Many coaches will choose to create a non-coaching position on their staff to focus on NCAA portal recruiting. You read that correctly, recruiting now has to include scouting other NCAA schools. Tracking potential transfers and anticipating who might enter the portal will provide teams an advantage to prepare "sales presentations" specific to certain players. Presenting first to key players would be a big advantage to those programs that are prepared and ready to close quickly.
This coach may also keep a file of recruits that the staff was close to but ultimately lost out to another school for future targeting purposes. This position could also look to evaluate highly ranked players who decommit from their current school of choice - either those prior to signing day (verbal commits) or those who sign and then have a head coach leave for another job and consequently ask to have their name put back into the recruiting eligibility.
Opportunities with multiple players are possible when one looks at the amount of coaching moves that happen each year. To be aware of which coach might take the next step up in their coaching career and the players effected by such a choice is key for the same reasons as being accurate about who will enter the transfer portal. Success at this position could have huge benefits.
The ethically muddy waters of assistant coaches changing schools and attempting to dislodge recruits from their school is also an area that will be tested as well. Some sort of player movement staff position will be needed if a consistent player count of over 1000 is an annual event in the transfer portal.
Athletic directors also have to review their processes when looking at the effects of the transfer portal. The ability for players to move without sitting out a year and without limitations means that an assistant coach leaving during the offseason can play havoc with the roster.
Athletic directors must negotiate end of season bonuses and any start of the year raises with assistant coaches the minute the season is over. This doesn't mean assistant coaches won't be targeted even if they've been give a raise.
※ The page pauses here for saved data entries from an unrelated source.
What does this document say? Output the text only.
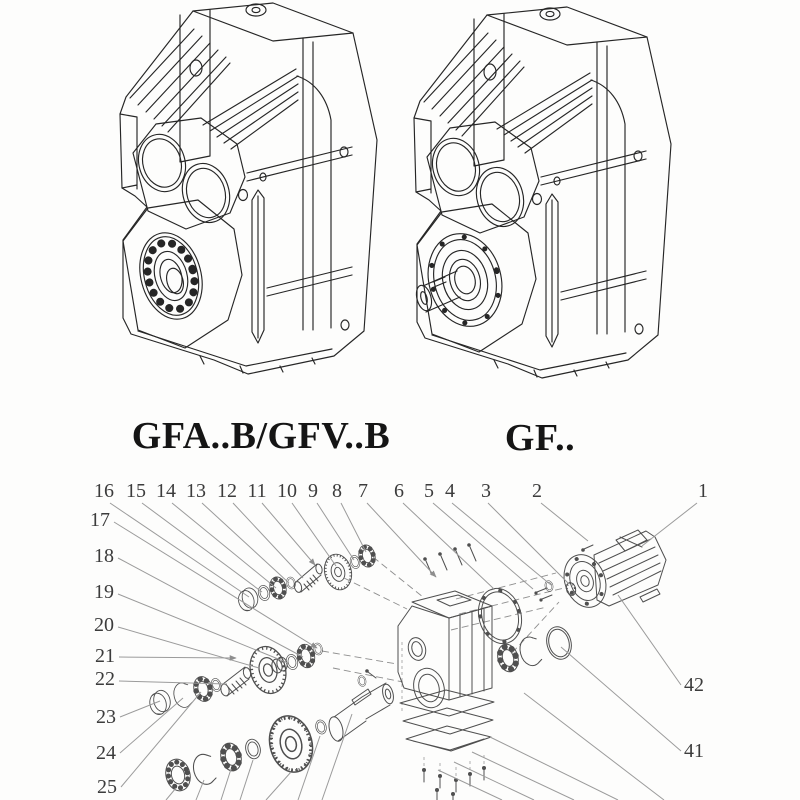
GFA..B/GFV..B	GF..
1
2
3
4
5
6
7
8
9
10
11
12
13
14
15
16
17
18
19
20
21
22
23
24
25
41
42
Talented coaches attract attention, but providing a well-earned raise does make sure that any negotiations with outside schools will require more of a financial commitment from a school trying to hire them. A well-earned raise may also build positive feelings that would be valuable in negotiations as a coach that feels respected and appreciated is less likely to move to another school.
At some point one might hope that the transfer portal rules would prevent players from following coaches - effectively allowing coaches to bring players with them as they move from one school to another. But for now, losing a coach can be a "double hit" as the head coach may find himself looking to hire a new assistant coach and replacing players that he thought were "sure things" for next year's roster.
The transfer portal finally allows players to have a one time movement that is absent of penalty. This puts them on a similar playing field to coaches, who also move from one job to another with no penalty. The effects of this freedom are exponential in nature and even a bit unpredictable. The coaches and athletic directors who adapt to these changes well will have earned themselves a huge advantage as they build their rosters for the future.